Friday, January 14, 2022

Assisted suicide becomes a wider option in Canada.

Alex Schadenberg
Executive Director, Euthanasia Prevention Coalition

The Halifax Examiner published an article on January 13 by Yvette d'Entremont concerning new options for assisted suicide in Nova Scotia and Canada. The article outlines how nearly every (MAiD) assisted death is done by euthanasia (lethal injection) in Canada. A lethal drug cocktail has now been approved to enable an "oral option" otherwise known as assisted suicide.

d'Entremont reported Jocelyn Downie, Canada's leading pro-euthanasia academic, as stating:
“Ultimately it’s grounded in the twin values that should be behind our MAID decisions, which is respect for autonomy, so the capacity for self-determination, for charting the course of your own life and death, and then the alleviation of suffering,” Downie said in an interview.

“This is just another element in respecting autonomy. It’s providing another pathway for people to realize their goal of alleviating their suffering on their own terms. It’s not the kind of development that we’ve seen in the past few years. It’s not seismic. But I think it’s consistent and it’s a completion.”
Memorial University medical ethics professor Daryl Pullman who published an Impact Ethics piece last November comparing the number of MAID deaths in Canada in 2020 to the “dramatically lower” number that occurred in California under its assisted suicide law. d'Entremont reported Pullman as stating:
…Given the significant number of patients in California who meet the criteria for an assisted death, who receive the lethal prescription, but then never follow through, for some simply knowing they have the option seems sufficient,” Pullman wrote.

“The decision not to follow through with ending one’s life is also a matter of autonomous choice. But it is a choice that seems all too rare in the Canadian context, and we should worry that some who initiate the MAiD process might then feel compelled to follow through.”

My anecdotal experience from talking with friends and family members of people who have died by (MAiD) euthanasia in Canada is that there is pressure to complete the act. I refer to it as getting on the euthanasia train. There are very few places where the train stops in Canada.

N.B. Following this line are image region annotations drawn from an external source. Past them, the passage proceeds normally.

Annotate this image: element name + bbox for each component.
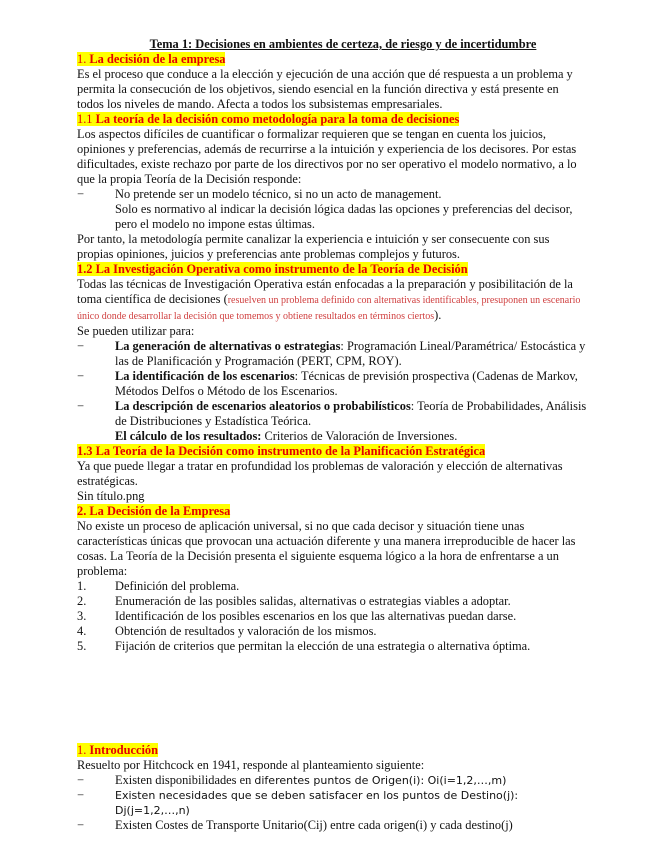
section-1-1-closing: Por tanto, la metodología permite canalizar la experiencia e intuición y ser consecuente con sus propias opiniones, juicios y preferencias ante problemas complejos y futuros. — [77, 232, 550, 261]
document-page — [77, 37, 587, 833]
list-item: − Existen necesidades que se deben satisfacer en los puntos de Destino(j): Dj(j=1,2,…,n) — [77, 788, 519, 817]
section-1-number: 1. — [77, 52, 90, 66]
section-1-3-title: 1.3 La Teoría de la Decisión como instrumento de la Planificación Estratégica — [77, 444, 486, 458]
section-1-1-number: 1.1 — [77, 112, 96, 126]
section-1-2-note: resuelven un problema definido con alternativas identificables, presuponen un escenario único donde desarrollar la decisión que tomemos y obtiene resultados en términos ciertos — [77, 295, 581, 322]
dash-marker-icon: − — [77, 818, 84, 832]
list-item: 2. Enumeración de las posibles salidas, alternativas o estrategias viables a adoptar. — [77, 594, 511, 608]
dash-marker-icon: − — [77, 369, 84, 383]
list-item: − La generación de alternativas o estrategias: Programación Lineal/Paramétrica/ Estocástica y las de Planificación y Programación (PERT, CPM, ROY). — [77, 339, 586, 368]
list-item: 3. Identificación de los posibles escenarios en los que las alternativas puedan darse. — [77, 609, 517, 623]
image-placeholder-filename[interactable]: Sin título.png — [77, 489, 145, 503]
intro-title: Introducción — [89, 743, 159, 757]
section-2-heading — [77, 504, 587, 519]
section-1-3-heading — [77, 444, 587, 459]
intro-body: Resuelto por Hitchcock en 1941, responde al planteamiento siguiente: — [77, 758, 425, 772]
section-1-title: La decisión de la empresa — [89, 52, 226, 66]
section-2-title: 2. La Decisión de la Empresa — [77, 504, 231, 518]
dash-marker-icon: − — [77, 788, 84, 802]
list-item: − La descripción de escenarios aleatorios o probabilísticos: Teoría de Probabilidades, Análisis de Distribuciones y Estadística Teórica. — [77, 399, 587, 428]
document-title: Tema 1: Decisiones en ambientes de certeza, de riesgo y de incertidumbre — [149, 37, 537, 51]
section-2-body: No existe un proceso de aplicación universal, si no que cada decisor y situación tiene unas características únicas que provocan una actuación diferente y una manera irreproducible de hacer las cosas. La Teoría de la Decisión presenta el siguiente esquema lógico a la hora de enfrentarse a un problema: — [77, 519, 576, 578]
section-1-1-title: La teoría de la decisión como metodología para la toma de decisiones — [95, 112, 460, 126]
section-1-1-bullet — [77, 187, 587, 202]
section-1-body: Es el proceso que conduce a la elección y ejecución de una acción que dé respuesta a un problema y permita la consecución de los objetivos, siendo esencial en la función directiva y está presente en todos los niveles de mando. Afecta a todos los subsistemas empresariales. — [77, 67, 573, 111]
list-item-continuation: El cálculo de los resultados: Criterios de Valoración de Inversiones. — [115, 429, 458, 443]
section-1-2-intro: Se pueden utilizar para: — [77, 324, 195, 338]
intro-list — [77, 773, 587, 833]
list-item: 4. Obtención de resultados y valoración de los mismos. — [77, 624, 377, 638]
dash-marker-icon: − — [77, 399, 84, 413]
dash-marker-icon: − — [77, 339, 84, 353]
section-1-1-heading — [77, 112, 587, 127]
section-1-heading — [77, 52, 587, 67]
section-1-1-body: Los aspectos difíciles de cuantificar o formalizar requieren que se tengan en cuenta los juicios, opiniones y preferencias, además de recurrirse a la intuición y experiencia de los decisores. Por estas dificultades, existe rechazo por parte de los directivos por no ser operativo el modelo normativo, a lo que la propia Teoría de la Decisión responde: — [77, 127, 577, 186]
intro-number: 1. — [77, 743, 90, 757]
section-1-2-body: Todas las técnicas de Investigación Operativa están enfocadas a la preparación y posibilitación de la toma científica de decisiones (resuelven un problema definido con alternativas identificables, presuponen un escenario único donde desarrollar la decisión que tomemos y obtiene resultados en términos ciertos). — [77, 277, 581, 322]
section-1-1-bullet-text: No pretende ser un modelo técnico, si no un acto de management. — [115, 187, 442, 201]
section-1-2-list — [77, 339, 587, 444]
list-item: 5. Fijación de criterios que permitan la elección de una estrategia o alternativa óptima. — [77, 639, 531, 653]
intro-heading — [77, 743, 587, 758]
section-1-2-title: 1.2 La Investigación Operativa como instrumento de la Teoría de Decisión — [77, 262, 468, 276]
list-item: 1. Definición del problema. — [77, 579, 240, 593]
section-1-1-bullet-continuation: Solo es normativo al indicar la decisión lógica dadas las opciones y preferencias del decisor, pero el modelo no impone estas últimas. — [115, 202, 573, 231]
section-2-steps — [77, 579, 587, 654]
list-item: − Existen disponibilidades en diferentes puntos de Origen(i): Oi(i=1,2,…,m) — [77, 773, 507, 787]
section-1-2-heading — [77, 262, 587, 277]
page-gap — [77, 654, 587, 743]
section-1-3-body: Ya que puede llegar a tratar en profundidad los problemas de valoración y elección de alternativas estratégicas. — [77, 459, 563, 488]
dash-marker-icon: − — [77, 773, 84, 787]
dash-marker-icon: − — [77, 187, 84, 201]
list-item: − Existen Costes de Transporte Unitario(Cij) entre cada origen(i) y cada destino(j) — [77, 818, 513, 832]
list-item: − La identificación de los escenarios: Técnicas de previsión prospectiva (Cadenas de Markov, Métodos Delfos o Método de los Escenarios. — [77, 369, 578, 398]
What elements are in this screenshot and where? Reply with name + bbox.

Concerning the radical difference between the number of assisted deaths in California as compared to Canada, Pullman states: 

“Doesn’t this disturb anybody that these numbers are so blatantly different,”
Pullman expresses further concern about the expansion of Canada's law to permit euthanasia for mental illness alone. d'Entremont reports:
“The Canadian Parliament seems more interested right now in waxing the runners on the sleigh than in actually trying to assess whether or not the hill we’re going down is pretty steep. We seem to be rushing headlong for a precipice here,” Pullman said.

“We’re medicalizing suicide in Canada, effectively, so that people who, for whatever reason, judge their life to be unacceptable they can, under this legislation, get medical assistance in ending their life and that’s a little bit disturbing.”
The approved protocal for assisted suicide (oral option) requires that an IV be inserted first in case the assisted suicide drug cocktail doesn't work.

Downie disagreed with Pullman, but that is not surprising because she has radically promoted euthanasia for years.

The article concludes by stating that according to Nova Scotia Health, since 2018, of the 1,389 patients, 29 (2.1%) who were referred for MAID have paused or withdrawn their MAID requests.

When only 2.1% of the people in Nova Scotia who ask for euthanasia change their mind, clearly the mantra's of choice and autonomy ring hollow.